How to integrate into your workflow
A few patterns that work well:
- Library triage. Compute logP, TPSA, and pKa for every compound in your virtual library and filter by drug-likeness before any expensive downstream work.
- Protonation state preparation. Determine the dominant microspecies at physiological pH and feed that state to docking, free energy calculations, or structure prediction rather than the as-drawn form.
- Metabolic stability triage. Rank BDE across the molecule and flag compounds with unusually weak C-H bonds as metabolic liabilities.
- Agent tool calls. Expose the API as a tool for LLM agents so they can answer quantitative chemistry questions with real numbers.
For code-level examples, see our developer guide which walks through curl and Python calls with full examples.
A brief taxonomy of the models
Two names dominate small-molecule neural network quantum chemistry in 2026:
- Egret-1 — DFT-quality energy model specialized for organic chemistry. Strong on pKa, logP, and BDE. Covered in our Egret-1 overview.
- AIMNet2 — neural network potential for organic chemistry with explicit charge support. Strong on conformer optimization and reactions. Covered in our AIMNet2 guide.

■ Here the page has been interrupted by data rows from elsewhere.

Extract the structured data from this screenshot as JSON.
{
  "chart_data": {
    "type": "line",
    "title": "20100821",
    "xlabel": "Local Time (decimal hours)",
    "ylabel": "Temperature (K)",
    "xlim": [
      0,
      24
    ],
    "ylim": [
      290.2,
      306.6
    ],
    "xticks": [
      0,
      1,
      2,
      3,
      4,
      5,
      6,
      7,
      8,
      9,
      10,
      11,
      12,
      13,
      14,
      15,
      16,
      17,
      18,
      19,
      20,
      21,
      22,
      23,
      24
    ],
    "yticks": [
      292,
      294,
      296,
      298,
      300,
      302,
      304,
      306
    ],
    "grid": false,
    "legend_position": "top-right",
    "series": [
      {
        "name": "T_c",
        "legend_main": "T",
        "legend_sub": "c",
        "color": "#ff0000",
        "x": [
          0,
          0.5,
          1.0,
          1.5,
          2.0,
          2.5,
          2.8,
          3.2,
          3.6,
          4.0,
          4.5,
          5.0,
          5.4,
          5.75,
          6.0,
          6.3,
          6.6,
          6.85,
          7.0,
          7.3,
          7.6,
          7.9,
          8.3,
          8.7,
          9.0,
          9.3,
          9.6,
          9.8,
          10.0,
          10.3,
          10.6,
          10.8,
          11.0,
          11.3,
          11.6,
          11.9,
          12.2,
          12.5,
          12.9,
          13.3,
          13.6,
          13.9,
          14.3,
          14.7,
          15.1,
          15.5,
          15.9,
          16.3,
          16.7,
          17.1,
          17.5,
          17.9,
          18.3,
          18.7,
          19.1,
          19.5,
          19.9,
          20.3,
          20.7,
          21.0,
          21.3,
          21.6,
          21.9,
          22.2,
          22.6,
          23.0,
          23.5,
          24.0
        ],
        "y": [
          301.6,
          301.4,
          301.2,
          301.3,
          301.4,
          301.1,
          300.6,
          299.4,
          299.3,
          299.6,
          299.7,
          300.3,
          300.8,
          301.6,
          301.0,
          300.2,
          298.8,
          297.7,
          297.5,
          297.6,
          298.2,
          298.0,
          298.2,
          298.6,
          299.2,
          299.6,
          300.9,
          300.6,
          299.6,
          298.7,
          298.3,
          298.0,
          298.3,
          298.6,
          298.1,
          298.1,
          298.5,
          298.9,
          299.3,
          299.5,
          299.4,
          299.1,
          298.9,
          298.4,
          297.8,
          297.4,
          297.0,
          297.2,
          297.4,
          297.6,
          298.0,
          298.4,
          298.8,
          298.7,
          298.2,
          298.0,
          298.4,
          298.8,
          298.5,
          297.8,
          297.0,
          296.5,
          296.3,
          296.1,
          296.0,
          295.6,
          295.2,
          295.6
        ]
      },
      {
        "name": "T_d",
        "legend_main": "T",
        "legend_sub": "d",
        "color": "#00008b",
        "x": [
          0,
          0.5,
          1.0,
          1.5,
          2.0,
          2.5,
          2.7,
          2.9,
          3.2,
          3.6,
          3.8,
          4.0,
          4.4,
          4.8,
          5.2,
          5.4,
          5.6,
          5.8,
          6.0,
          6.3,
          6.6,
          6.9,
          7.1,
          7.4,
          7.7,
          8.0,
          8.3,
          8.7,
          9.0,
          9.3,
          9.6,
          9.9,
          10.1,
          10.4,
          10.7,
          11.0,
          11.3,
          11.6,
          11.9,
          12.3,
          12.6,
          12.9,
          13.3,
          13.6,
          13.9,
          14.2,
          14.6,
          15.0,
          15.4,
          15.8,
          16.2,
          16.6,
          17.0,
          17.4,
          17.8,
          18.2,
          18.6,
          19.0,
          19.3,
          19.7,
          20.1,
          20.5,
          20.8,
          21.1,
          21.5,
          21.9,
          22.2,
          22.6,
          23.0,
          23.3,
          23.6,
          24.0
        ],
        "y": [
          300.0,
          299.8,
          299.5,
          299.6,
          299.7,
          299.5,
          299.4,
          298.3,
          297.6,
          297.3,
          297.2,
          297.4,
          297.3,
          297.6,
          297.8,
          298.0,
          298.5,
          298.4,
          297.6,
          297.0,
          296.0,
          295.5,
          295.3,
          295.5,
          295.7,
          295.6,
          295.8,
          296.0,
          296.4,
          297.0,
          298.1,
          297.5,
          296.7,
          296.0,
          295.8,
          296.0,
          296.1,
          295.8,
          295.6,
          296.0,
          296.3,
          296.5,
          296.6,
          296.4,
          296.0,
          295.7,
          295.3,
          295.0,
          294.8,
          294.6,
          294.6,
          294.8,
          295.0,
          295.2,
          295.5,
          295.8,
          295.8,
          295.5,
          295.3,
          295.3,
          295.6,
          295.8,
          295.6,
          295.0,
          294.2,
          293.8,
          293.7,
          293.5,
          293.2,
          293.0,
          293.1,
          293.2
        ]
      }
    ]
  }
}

Both are available through the SciRouter quantum chemistry properties tool. For most users the choice is transparent because the endpoint picks whichever model is most accurate for the requested property.
What this unlocks
Instant quantum chemistry is one of those capabilities that sounds incremental until you try it. The first time you put 10,000 molecules through a pKa calculation in 20 minutes, you realize the whole shape of what is possible has changed. Virtual screens that used to be filtered by crude fingerprint descriptors can now be filtered by quantum-grade properties. LLM agents that used to guess logP can now compute it. Medicinal chemists can now ask “what is the dominant tautomer” and get a real answer in the time it takes to sip coffee.
Bottom line
Neural network potentials have turned quantum chemistry from an expensive, slow, specialist tool into a routine screening step. If you are doing any computational work with small molecules in 2026, this is one of the most immediately useful capabilities you can add to your stack.